After a thorough assessment, we arrive at long-term and short-term goals, we educate the family, we agree on the treatment plan, and then we apply what we've gathered so far to deliver the most appropriate treatment for each individual. And of course, given the nature that everyone is very different in the damage that they sustain and the behaviors they exhibit, that's something that a speech-language pathologist should be very mindful about and again apply that to treatment.
For example, we may have patients that exhibit a similar lesion a similar type of accident - not to say that they will present exactly the same during treatment. So if a person may sustain trauma to their frontal lobe - the front of their head - two of the patients may manifest very differently. So pending the result of the assessment is what should be driving your treatments - that's very, very important.

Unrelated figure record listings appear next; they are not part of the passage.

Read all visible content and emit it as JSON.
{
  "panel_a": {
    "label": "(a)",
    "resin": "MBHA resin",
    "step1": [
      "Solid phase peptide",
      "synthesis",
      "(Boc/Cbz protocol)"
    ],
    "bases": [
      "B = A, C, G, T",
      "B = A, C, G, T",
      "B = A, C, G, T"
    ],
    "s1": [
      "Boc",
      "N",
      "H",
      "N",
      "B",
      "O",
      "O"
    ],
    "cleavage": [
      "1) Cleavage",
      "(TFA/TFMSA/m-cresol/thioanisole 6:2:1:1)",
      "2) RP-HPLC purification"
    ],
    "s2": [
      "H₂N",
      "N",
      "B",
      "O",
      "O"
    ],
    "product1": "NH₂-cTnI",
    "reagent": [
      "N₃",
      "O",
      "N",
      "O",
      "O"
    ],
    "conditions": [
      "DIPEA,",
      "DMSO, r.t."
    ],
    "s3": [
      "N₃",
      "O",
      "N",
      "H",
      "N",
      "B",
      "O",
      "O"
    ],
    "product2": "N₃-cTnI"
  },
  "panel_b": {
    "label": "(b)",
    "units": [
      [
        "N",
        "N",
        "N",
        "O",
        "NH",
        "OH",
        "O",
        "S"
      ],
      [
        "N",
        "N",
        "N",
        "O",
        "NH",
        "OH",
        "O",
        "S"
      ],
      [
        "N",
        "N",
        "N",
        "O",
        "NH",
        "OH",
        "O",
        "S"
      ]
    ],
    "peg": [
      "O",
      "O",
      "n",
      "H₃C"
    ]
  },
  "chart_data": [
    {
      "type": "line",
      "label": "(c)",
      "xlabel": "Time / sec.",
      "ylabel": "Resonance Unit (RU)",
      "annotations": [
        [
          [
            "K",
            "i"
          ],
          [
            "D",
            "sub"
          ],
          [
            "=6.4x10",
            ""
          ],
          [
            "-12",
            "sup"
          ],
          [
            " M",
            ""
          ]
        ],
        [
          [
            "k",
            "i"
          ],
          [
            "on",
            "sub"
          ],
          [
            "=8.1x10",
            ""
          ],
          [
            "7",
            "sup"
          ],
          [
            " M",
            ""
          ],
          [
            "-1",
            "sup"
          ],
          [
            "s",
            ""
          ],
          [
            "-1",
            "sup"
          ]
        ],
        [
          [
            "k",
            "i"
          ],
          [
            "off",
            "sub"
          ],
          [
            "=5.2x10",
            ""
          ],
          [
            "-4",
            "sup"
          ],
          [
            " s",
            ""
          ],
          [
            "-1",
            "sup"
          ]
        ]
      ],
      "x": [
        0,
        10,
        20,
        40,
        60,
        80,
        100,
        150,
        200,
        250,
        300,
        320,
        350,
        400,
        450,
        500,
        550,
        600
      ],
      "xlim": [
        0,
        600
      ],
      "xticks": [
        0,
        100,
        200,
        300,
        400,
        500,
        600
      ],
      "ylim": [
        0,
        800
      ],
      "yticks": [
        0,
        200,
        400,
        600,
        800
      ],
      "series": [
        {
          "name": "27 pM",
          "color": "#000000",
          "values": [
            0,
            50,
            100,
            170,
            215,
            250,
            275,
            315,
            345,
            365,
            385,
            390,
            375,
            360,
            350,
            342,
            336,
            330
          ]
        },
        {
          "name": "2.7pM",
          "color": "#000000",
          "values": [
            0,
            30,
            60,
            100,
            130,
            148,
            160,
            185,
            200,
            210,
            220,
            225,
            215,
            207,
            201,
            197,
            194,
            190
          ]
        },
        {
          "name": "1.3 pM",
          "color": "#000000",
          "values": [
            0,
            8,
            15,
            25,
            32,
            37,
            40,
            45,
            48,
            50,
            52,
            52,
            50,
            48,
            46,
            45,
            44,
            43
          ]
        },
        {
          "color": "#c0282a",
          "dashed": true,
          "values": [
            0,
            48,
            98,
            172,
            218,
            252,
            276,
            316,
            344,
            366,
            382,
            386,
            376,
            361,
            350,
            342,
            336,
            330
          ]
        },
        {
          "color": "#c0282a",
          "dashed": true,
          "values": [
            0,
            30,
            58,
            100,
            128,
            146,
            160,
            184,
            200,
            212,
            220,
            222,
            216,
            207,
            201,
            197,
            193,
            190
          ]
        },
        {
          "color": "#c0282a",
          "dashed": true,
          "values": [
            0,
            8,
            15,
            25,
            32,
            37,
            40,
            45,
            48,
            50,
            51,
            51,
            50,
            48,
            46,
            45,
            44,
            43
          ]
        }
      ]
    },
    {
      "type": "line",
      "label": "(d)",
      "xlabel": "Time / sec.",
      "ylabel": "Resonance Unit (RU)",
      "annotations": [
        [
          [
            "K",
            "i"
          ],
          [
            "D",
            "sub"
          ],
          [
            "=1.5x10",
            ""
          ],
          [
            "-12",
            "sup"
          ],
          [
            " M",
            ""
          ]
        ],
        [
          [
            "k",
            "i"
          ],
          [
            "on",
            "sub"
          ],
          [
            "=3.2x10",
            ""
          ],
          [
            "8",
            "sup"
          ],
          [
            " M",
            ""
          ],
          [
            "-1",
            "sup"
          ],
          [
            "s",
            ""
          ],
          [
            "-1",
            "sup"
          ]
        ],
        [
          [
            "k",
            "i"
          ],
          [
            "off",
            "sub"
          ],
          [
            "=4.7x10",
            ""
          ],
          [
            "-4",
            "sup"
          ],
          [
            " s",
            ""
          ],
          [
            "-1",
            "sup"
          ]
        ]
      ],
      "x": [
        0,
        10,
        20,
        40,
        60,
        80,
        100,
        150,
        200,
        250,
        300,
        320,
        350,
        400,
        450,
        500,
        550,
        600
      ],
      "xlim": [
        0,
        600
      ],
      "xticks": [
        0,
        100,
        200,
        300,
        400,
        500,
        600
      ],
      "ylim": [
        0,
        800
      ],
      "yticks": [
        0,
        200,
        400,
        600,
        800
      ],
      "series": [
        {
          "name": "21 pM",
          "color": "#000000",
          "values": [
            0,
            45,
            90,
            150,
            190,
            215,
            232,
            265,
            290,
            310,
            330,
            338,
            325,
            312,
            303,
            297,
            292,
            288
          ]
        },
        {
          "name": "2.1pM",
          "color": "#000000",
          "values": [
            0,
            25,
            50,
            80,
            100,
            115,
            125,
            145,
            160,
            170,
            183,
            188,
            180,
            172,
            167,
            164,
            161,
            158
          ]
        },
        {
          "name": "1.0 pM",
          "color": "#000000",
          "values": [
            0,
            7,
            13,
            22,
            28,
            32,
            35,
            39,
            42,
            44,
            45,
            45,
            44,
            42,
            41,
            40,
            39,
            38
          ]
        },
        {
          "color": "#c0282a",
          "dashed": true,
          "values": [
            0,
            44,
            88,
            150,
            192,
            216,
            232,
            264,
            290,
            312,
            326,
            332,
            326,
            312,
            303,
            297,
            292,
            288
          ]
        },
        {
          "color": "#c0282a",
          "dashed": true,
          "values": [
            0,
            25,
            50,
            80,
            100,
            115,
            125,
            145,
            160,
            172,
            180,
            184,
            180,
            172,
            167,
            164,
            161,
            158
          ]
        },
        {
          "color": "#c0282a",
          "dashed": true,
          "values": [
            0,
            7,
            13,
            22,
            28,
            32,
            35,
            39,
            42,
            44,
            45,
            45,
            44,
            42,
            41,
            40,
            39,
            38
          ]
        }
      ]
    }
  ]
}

We have to consider the aspect of neuroplasticity - this is basically how our brain is malleable, flexible, and always has the ability to rewire and regain connections.
Aphasia is what we call a deficit of speech and language, which could happen as a result of trauma. It's very different from cognition, although of course they're intertwined. We need speech and language to communicate and to be able to perform cognitive tasks but they are very different domains. Pragmatics, or social interaction, attention, orientation, this is all higher order cognition and that's very different. So going back to the diagnosis, we must match imaging of the damaged site and create our treatment plan accordingly. We need to make sure the person does not present with aphasia before addressing cognition and pragmatics.